私にしても、降って沸いたような話で、戸惑いの方が大きく、ちょっと水をはねとばした以外、これといって抵抗もせず、なすがままだったと思う。
髪の毛や体毛も手入れされ、こういって良ければずいぶん「人間みたい」な格好になったはずだ。

男性使用人たちはそんな私を見て、口笛を鳴らしたり、露骨にニヤニヤ笑いを浮かべたりした。
中のひとり、わりと年若い青年が私の乳房に手をのばそうとして、年長でその場を取り仕切っていた様子の女性使用人に叱られた。
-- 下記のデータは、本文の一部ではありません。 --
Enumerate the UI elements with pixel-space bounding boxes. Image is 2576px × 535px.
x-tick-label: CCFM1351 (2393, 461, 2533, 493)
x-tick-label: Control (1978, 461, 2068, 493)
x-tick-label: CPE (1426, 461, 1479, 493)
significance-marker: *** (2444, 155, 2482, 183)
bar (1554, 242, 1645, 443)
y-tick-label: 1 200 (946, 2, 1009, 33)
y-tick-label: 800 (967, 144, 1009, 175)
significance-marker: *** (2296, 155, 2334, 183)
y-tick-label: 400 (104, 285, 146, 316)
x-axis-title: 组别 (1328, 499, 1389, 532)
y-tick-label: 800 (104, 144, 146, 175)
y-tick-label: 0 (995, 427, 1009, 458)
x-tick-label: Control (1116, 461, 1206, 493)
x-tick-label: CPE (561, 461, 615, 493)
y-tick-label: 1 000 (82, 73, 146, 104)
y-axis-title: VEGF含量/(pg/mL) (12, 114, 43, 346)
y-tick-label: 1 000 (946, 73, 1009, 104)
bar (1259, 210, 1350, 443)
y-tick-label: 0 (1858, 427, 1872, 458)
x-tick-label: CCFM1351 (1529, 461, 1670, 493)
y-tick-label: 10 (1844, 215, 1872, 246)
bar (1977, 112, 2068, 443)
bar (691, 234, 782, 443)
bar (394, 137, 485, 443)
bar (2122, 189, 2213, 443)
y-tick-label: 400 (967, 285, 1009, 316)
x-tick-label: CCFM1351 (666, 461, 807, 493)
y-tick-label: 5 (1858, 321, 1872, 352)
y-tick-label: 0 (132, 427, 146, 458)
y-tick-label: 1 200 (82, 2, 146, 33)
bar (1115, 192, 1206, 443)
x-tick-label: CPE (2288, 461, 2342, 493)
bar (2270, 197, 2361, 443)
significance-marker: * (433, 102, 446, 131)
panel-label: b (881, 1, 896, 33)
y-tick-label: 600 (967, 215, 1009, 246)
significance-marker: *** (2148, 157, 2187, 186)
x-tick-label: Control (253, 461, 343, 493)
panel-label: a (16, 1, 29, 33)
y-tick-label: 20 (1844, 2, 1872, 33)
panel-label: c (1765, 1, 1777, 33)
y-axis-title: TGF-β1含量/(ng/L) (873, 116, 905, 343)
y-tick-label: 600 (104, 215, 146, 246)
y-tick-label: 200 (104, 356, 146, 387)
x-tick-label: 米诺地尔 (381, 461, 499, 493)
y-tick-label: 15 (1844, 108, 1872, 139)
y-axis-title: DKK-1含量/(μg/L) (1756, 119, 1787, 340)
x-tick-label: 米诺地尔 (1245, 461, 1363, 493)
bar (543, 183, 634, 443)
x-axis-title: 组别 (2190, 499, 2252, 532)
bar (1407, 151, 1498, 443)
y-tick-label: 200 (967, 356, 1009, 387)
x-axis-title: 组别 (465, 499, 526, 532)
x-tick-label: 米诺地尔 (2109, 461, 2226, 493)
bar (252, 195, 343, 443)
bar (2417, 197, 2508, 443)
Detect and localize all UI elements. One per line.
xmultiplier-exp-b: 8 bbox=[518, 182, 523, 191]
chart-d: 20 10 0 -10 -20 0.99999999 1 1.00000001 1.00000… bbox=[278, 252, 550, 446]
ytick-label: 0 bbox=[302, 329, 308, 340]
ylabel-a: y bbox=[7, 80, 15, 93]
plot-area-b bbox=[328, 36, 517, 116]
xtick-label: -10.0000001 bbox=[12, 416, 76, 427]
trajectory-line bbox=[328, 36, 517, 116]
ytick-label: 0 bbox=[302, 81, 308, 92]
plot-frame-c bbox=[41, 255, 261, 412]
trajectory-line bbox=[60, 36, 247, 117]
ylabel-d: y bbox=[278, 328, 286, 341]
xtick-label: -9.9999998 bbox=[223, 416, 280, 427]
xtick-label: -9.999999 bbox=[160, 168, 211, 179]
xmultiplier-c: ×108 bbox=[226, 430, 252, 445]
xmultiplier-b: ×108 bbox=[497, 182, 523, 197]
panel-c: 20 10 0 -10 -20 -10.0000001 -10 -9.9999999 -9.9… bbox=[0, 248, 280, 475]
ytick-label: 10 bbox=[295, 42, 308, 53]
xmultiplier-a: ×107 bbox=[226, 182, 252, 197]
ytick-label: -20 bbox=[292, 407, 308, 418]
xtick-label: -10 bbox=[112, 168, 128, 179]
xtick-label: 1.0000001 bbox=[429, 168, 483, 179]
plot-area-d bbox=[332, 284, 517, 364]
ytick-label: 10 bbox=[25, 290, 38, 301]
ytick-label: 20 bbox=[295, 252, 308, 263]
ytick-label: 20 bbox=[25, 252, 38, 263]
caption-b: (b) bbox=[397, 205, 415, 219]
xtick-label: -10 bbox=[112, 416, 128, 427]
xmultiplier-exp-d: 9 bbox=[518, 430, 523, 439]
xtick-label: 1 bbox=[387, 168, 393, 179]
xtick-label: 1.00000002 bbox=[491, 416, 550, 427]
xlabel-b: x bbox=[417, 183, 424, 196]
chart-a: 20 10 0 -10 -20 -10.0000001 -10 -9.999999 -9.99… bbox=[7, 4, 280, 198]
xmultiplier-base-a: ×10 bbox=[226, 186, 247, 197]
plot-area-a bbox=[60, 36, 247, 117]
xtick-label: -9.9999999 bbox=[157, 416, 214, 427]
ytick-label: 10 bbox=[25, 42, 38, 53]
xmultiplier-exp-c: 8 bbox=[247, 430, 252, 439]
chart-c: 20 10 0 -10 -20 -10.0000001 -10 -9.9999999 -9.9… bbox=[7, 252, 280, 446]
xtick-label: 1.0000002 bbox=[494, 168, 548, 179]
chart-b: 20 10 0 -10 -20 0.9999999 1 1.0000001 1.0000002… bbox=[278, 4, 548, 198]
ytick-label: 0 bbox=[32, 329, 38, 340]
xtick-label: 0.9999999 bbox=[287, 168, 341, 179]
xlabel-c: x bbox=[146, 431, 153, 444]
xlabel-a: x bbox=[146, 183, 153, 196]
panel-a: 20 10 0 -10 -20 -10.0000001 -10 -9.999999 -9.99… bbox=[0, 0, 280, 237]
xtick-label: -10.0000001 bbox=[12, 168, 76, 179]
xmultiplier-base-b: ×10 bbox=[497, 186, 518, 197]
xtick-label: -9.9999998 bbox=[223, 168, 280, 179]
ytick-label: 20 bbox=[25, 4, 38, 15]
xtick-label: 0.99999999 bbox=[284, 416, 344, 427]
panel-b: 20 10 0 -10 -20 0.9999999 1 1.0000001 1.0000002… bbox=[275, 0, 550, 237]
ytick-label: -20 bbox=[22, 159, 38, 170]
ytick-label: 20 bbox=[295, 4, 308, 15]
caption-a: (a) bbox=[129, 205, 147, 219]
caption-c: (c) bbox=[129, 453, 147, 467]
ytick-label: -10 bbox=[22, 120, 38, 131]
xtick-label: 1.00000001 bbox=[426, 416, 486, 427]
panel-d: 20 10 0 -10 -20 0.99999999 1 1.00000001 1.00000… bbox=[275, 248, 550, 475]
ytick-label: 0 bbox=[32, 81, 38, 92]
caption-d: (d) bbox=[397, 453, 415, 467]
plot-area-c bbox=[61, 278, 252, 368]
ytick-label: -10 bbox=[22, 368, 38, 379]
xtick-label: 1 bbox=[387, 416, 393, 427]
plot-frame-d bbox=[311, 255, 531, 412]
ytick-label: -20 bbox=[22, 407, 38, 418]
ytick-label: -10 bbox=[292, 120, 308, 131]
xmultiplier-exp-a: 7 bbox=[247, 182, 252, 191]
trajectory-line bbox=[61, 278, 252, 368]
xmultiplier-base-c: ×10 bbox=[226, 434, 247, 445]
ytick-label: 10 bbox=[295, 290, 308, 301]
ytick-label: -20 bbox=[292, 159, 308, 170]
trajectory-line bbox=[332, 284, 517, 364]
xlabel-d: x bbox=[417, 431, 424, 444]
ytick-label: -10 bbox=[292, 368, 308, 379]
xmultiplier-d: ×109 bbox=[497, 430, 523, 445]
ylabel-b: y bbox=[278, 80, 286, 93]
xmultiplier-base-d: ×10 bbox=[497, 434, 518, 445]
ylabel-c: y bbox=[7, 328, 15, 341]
ともかくそうして多少は身綺麗になった私は、庭の一角の離れ屋に連れていかれた。
以前はそこで大型のペットがでも飼われていたのかもしれない。
爪で引っ掛かれボロボロにはなっていたがそれなりに高級そうなカーペットがしかれ、クッションやベッド、エサ皿などがあった。
受刑者よりよほど贅沢な暮らしをしていたペットがいたものらしい。

私たち受刑者のしている首輪は、薬品投与のためのもので、ペット用のそれのようにリードをつなぐ金具などはついていない。
使用人たちはあれこれと試してみた末、私の後ろ足にバンドを巻き付け、私を壁につなぎとめた。
そんなことなどしなくても、与えられたドッグフードとミルクだけで、私は逃げ出すつもりなどまったくなくなっていたのだけれど。

それらのほどこしを瞬く間にたいらげ、先住者の残り香の強いベッドやクッションは使う気にはなれず、床に丸まった。
離れ屋の空調は動物用の気温にセットされていたのだろう。
ケダモノとは言いながら毛皮など持たない身には、いくらか涼しすぎた。
すぐに尿意をもよおしてしまった。

離れの片隅にトイレ砂の盛られた容器があったけれど、やはり先住者の匂いが強く残っていた。
反対の壁際へ移動し、放尿のために後ろ足を持ち上げたところで、エリカが入ってきた。

身体を磨かれ、人間の少女のようになった私の裸身にハッとしたのと、そんな私がしようとしていることに気付いてぎょっとなったのと、その半々のような表情で、彼女は固まった。
私はと言えば人目など最初から気にもしないケダモノだし、そうでなくても急に止められるものではない。

エリカに凝視されながら、思い切り壁におしっこをぶちまけた。